A utility bill was left unpaid at a property in which a customer was renting. The utility service was in the renters name. A deposit was paid and this deposit was used towards their bill but a balance still remains. A new renter is moving into this property.
Ordinarily, a utility bill follows the customer, not the property. Therefore, it is the prior tenant's responsibility. The landlord should notify the utility company that the prior tenant has moved. It is the utility's responsibility to pursue the charges. The utility should turn the utility into the new tenant's name on request from the new tenant.

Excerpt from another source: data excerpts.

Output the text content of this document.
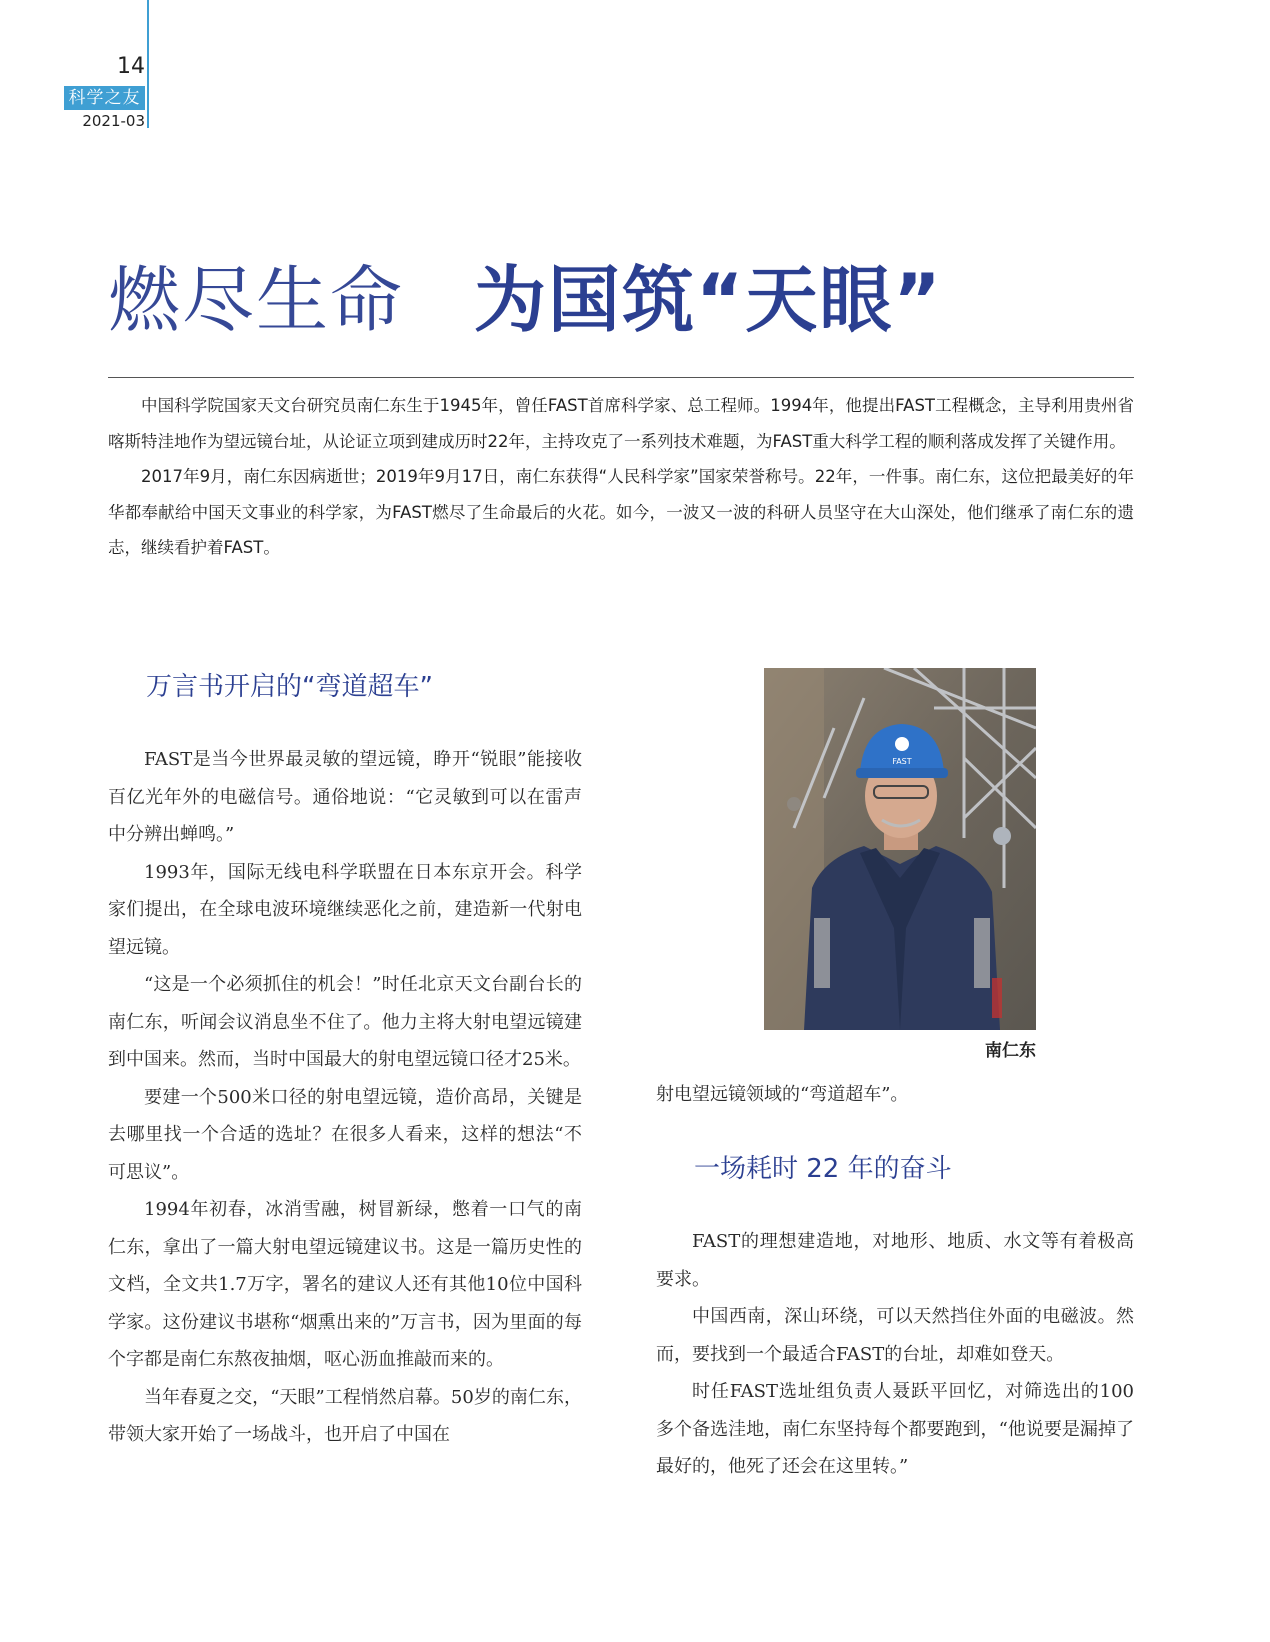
14
科学之友
2021-03
燃尽生命 为国筑“天眼”

中国科学院国家天文台研究员南仁东生于1945年，曾任FAST首席科学家、总工程师。1994年，他提出FAST工程概念，主导利用贵州省喀斯特洼地作为望远镜台址，从论证立项到建成历时22年，主持攻克了一系列技术难题，为FAST重大科学工程的顺利落成发挥了关键作用。

2017年9月，南仁东因病逝世；2019年9月17日，南仁东获得“人民科学家”国家荣誉称号。22年，一件事。南仁东，这位把最美好的年华都奉献给中国天文事业的科学家，为FAST燃尽了生命最后的火花。如今，一波又一波的科研人员坚守在大山深处，他们继承了南仁东的遗志，继续看护着FAST。

万言书开启的“弯道超车”

FAST是当今世界最灵敏的望远镜，睁开“锐眼”能接收百亿光年外的电磁信号。通俗地说：“它灵敏到可以在雷声中分辨出蝉鸣。”

1993年，国际无线电科学联盟在日本东京开会。科学家们提出，在全球电波环境继续恶化之前，建造新一代射电望远镜。

“这是一个必须抓住的机会！”时任北京天文台副台长的南仁东，听闻会议消息坐不住了。他力主将大射电望远镜建到中国来。然而，当时中国最大的射电望远镜口径才25米。

要建一个500米口径的射电望远镜，造价高昂，关键是去哪里找一个合适的选址？在很多人看来，这样的想法“不可思议”。

1994年初春，冰消雪融，树冒新绿，憋着一口气的南仁东，拿出了一篇大射电望远镜建议书。这是一篇历史性的文档，全文共1.7万字，署名的建议人还有其他10位中国科学家。这份建议书堪称“烟熏出来的”万言书，因为里面的每个字都是南仁东熬夜抽烟，呕心沥血推敲而来的。

当年春夏之交，“天眼”工程悄然启幕。50岁的南仁东，带领大家开始了一场战斗，也开启了中国在

FAST
南仁东

射电望远镜领域的“弯道超车”。

一场耗时 22 年的奋斗

FAST的理想建造地，对地形、地质、水文等有着极高要求。

中国西南，深山环绕，可以天然挡住外面的电磁波。然而，要找到一个最适合FAST的台址，却难如登天。

时任FAST选址组负责人聂跃平回忆，对筛选出的100多个备选洼地，南仁东坚持每个都要跑到，“他说要是漏掉了最好的，他死了还会在这里转。”
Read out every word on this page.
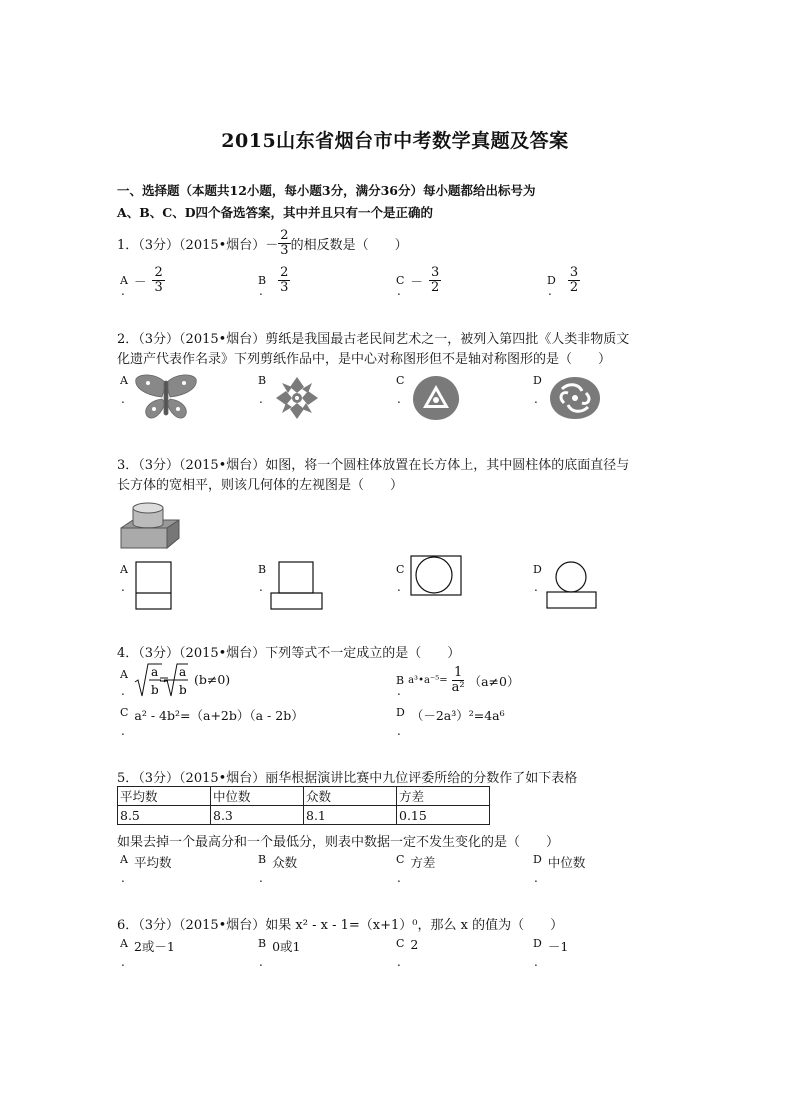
2015山东省烟台市中考数学真题及答案
一、选择题（本题共12小题，每小题3分，满分36分）每小题都给出标号为
A、B、C、D四个备选答案，其中并且只有一个是正确的
1．（3分）（2015•烟台）－ $\frac{2}{3}$ 的相反数是（　　）
$A - \frac{2}{3}$	B $\frac{2}{3}$	$C - \frac{3}{2}$	D $\frac{3}{2}$
.	.	.	.
2．（3分）（2015•烟台）剪纸是我国最古老民间艺术之一，被列入第四批《人类非物质文
化遗产代表作名录》下列剪纸作品中，是中心对称图形但不是轴对称图形的是（　　）
A	B	C	D
.	.	.	.
3．（3分）（2015•烟台）如图，将一个圆柱体放置在长方体上，其中圆柱体的底面直径与
长方体的宽相平，则该几何体的左视图是（　　）
A	B	C	D
.	.	.	.
4．（3分）（2015•烟台）下列等式不一定成立的是（　　）
A a
b
a
b
(b≠0)
.
B a³•a⁻⁵= $\frac{1}{\text{a²}} (a\ne 0)$
.
C a² - 4b²=（a+2b）（a - 2b）
.
D （－2a³）²=4a⁶
.
5．（3分）（2015•烟台）丽华根据演讲比赛中九位评委所给的分数作了如下表格
平均数	中位数	众数	方差
8.5	8.3	8.1	0.15
如果去掉一个最高分和一个最低分，则表中数据一定不发生变化的是（　　）
A 平均数	B 众数	C 方差	D 中位数
.	.	.	.
6．（3分）（2015•烟台）如果 x² - x - 1=（x+1）⁰，那么 x 的值为（　　）
A 2或－1	B 0或1	C 2	D －1
.	.	.	.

Of course, every utility company is different and has their own set of internal rules.
Best of luck.
The foregoing discussion does not establish an attorney-client relationship, is qualified by the limited facts presented above, and should not be relied upon as legal advice. To obtain definitive legal advice upon which one can rely necessitates retaining an attorney who is qualified in this particular area of the law
water/Sewer services can be a lien on the property. Gas/Electric typically is only in name of renter but most utility companies use the new service as a way of getting their money and pushing off collection to the new tenant. If you know where the old tenant is, bring a small claims action against them for the amount.
It depends upon which utility. They are not all the same. The real question is how much is at stake and it is worth creating a problem with the new tenant? You may be better off paying the bill, making the new tenant happy, and seeking to recoup from the old tenant.